Vor allem Hummeln, Honigbienen und andere polylektische Wildbienen profitieren von ihm.
Gefüllte Zuchtformen sollten vermieden werden, da sie für Insekten nahezu wertlos sind.


Sonnenhut kaufen

Der Gewöhnliche Sonnenhut ist gut erhältlich, sowohl als Pflanze als auch als Saatgut.
Beim Kauf sollte unbedingt darauf geachtet werden, ungefüllte Blütenformen zu wählen.

Empfehlenswert ist der Kauf:


Fazit: Gewöhnlicher Sonnenhut als spätsommerliche Insektenpflanze

Der Gewöhnliche Sonnenhut ist eine robuste, langlebige Staude mit langer Blütezeit und zuverlässigem Nutzen für Insekten.
Er eignet sich ideal für sonnige Beete und ergänzt das Nahrungsangebot im Spätsommer und Herbst sinnvoll.


FAQ – Häufige Fragen zum Gewöhnlichen Sonnenhut

Ist der Gewöhnliche Sonnenhut heimisch?
Nein, er stammt ursprünglich aus Nordamerika.

Wann blüht er?
Von August bis Oktober.

Wie hoch wird er?
Bis etwa 100 cm hoch und 50 cm breit.

Ist er winterhart?
Ja, bis ca. –25 °C (USDA-Zone 6).

Ist er bienenfreundlich?
Ja, besonders ungefüllte Sorten sind gut nutzbar.

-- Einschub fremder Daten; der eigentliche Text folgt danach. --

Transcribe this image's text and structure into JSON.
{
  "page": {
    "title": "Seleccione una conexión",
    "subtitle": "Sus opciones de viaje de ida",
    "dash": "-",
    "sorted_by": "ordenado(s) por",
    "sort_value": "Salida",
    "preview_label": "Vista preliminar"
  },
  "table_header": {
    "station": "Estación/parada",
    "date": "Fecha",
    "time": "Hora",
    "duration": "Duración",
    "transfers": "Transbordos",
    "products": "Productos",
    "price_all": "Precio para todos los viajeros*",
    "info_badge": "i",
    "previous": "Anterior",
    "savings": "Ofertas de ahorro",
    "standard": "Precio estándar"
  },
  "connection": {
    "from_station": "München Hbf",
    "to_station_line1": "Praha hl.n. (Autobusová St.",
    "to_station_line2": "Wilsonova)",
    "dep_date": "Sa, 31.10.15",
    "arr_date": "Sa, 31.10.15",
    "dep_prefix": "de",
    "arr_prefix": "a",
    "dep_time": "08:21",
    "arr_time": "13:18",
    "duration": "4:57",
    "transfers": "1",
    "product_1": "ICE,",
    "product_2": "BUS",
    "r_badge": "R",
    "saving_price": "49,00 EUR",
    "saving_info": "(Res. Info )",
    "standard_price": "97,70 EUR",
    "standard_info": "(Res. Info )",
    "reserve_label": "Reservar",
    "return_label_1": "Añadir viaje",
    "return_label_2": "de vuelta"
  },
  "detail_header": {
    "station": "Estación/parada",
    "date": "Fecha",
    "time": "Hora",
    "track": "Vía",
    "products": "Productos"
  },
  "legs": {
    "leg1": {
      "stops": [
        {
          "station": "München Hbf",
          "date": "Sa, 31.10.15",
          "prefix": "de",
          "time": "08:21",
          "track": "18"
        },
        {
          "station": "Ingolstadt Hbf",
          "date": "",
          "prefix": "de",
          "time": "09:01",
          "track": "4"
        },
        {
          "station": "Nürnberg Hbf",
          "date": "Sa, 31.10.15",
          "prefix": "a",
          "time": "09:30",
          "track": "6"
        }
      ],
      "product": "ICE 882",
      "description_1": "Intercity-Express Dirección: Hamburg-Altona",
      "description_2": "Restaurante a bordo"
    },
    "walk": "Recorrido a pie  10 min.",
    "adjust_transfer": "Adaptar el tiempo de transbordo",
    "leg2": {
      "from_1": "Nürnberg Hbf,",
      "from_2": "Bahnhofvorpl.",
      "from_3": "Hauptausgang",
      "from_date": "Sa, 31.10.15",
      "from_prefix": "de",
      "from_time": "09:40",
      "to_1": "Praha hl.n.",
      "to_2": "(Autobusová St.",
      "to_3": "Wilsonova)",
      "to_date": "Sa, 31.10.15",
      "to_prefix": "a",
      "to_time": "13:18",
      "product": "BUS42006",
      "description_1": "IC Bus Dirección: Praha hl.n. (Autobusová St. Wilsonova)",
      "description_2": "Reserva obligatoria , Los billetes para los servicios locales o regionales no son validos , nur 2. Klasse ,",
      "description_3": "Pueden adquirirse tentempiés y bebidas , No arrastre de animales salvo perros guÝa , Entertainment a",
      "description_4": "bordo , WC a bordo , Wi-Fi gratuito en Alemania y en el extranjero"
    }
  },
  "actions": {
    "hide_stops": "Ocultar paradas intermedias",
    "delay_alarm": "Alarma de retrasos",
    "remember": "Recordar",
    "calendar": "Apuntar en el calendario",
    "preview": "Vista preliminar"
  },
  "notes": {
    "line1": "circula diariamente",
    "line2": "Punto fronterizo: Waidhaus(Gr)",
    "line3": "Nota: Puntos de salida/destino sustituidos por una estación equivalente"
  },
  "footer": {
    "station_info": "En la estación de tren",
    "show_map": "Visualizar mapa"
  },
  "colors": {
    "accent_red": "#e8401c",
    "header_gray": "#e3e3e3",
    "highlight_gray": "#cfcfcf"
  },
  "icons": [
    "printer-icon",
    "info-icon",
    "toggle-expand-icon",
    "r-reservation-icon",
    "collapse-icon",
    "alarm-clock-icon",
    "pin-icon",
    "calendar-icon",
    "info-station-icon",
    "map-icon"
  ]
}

Bedeutung heimischer und standortgerechter Pflanzen

Auch nicht heimische, aber standortgerechte Pflanzen können Insekten unterstützen – besonders dann, wenn sie Blühzeiten abdecken, in denen heimische Arten rar sind.
Langfristig bleibt der gezielte Einsatz heimischer Wildpflanzen jedoch der wichtigste Baustein für stabile, artenreiche Gärten.